A follow up question asked if healthy relationships, optimistic outlooks, etc., are helpful? Dr. Bateman said yes, stating that stress, sleep deprivation, etc., all makes this illness worse. Ask yourself, she said, if adding anxiety to your sympathetic overdrive would be a good thing or not. That’s why meditation, accepting your illness, and doing things that slow your heart rate and the sympathetic overdrive present, can give your body a respite and help you feel better. It’s good! And she looks forward to real treatments being developed.

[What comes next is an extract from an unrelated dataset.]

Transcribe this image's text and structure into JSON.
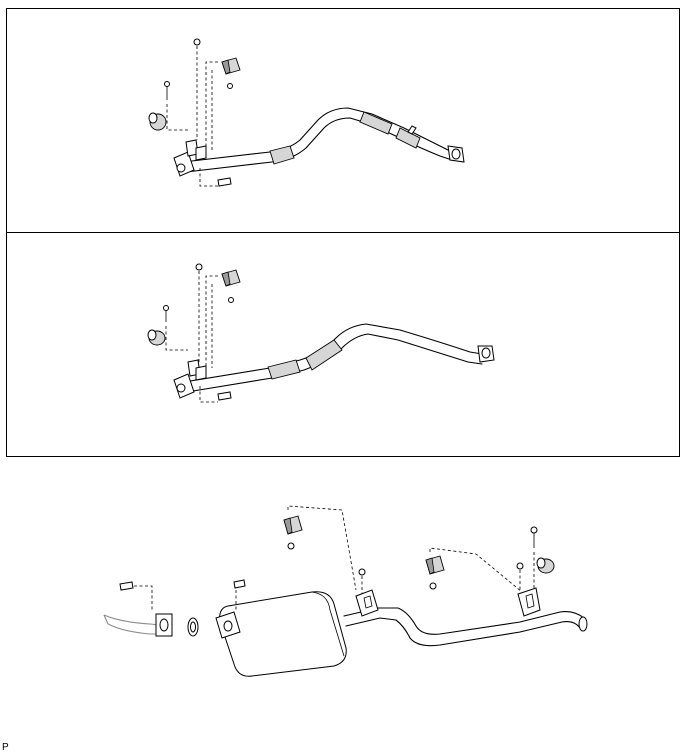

She believes some people do wind up with ME/CFS because they were on overdrive from the get-go (presumably the ‘burnout’ patients) but most don’t fit this pattern. The people with ‘burnout’ (my word, not hers), she said, are easier to treat. She believes that milder, easier to treat fibromyalgia is stress related, and she noted that she herself gets ‘fibromyalgia-ey’ (my word, not hers). If she’s doing too much, not exercising enough, etc., she starts getting stiff and has more aches and pain. Those stress-related symptoms go away when she gets rest, exercises, and maintains her diet.

Dr. Bateman also wonders if early intervention might be very helpful. If you could catch this disease early – within the first six months – how many problems could be prevented? In my case I wonder about that. Things got set for me pretty quickly. While there have been ups and downs – notably with chemical sensitivities which flared enormously at some point – the core of the disease (an inability to exercise, a strange ‘arousal’, etc.) was pretty much set early on. Of course many people develop other co-morbidities that cause further distress and undoubtedly worsen the original condition.

With regard to that other subset – the bigger subset with neuroinflammation – Dr. Bateman said there are treatments that work for other neuroinflammatory and autoimmune disorders such as MS. They’re not perfect, but they can provide years of a relatively normal lifestyle for some. Some people with ME/CFS get well on Ampligen. It’s going to take for this complicated group, but she’s optimistic.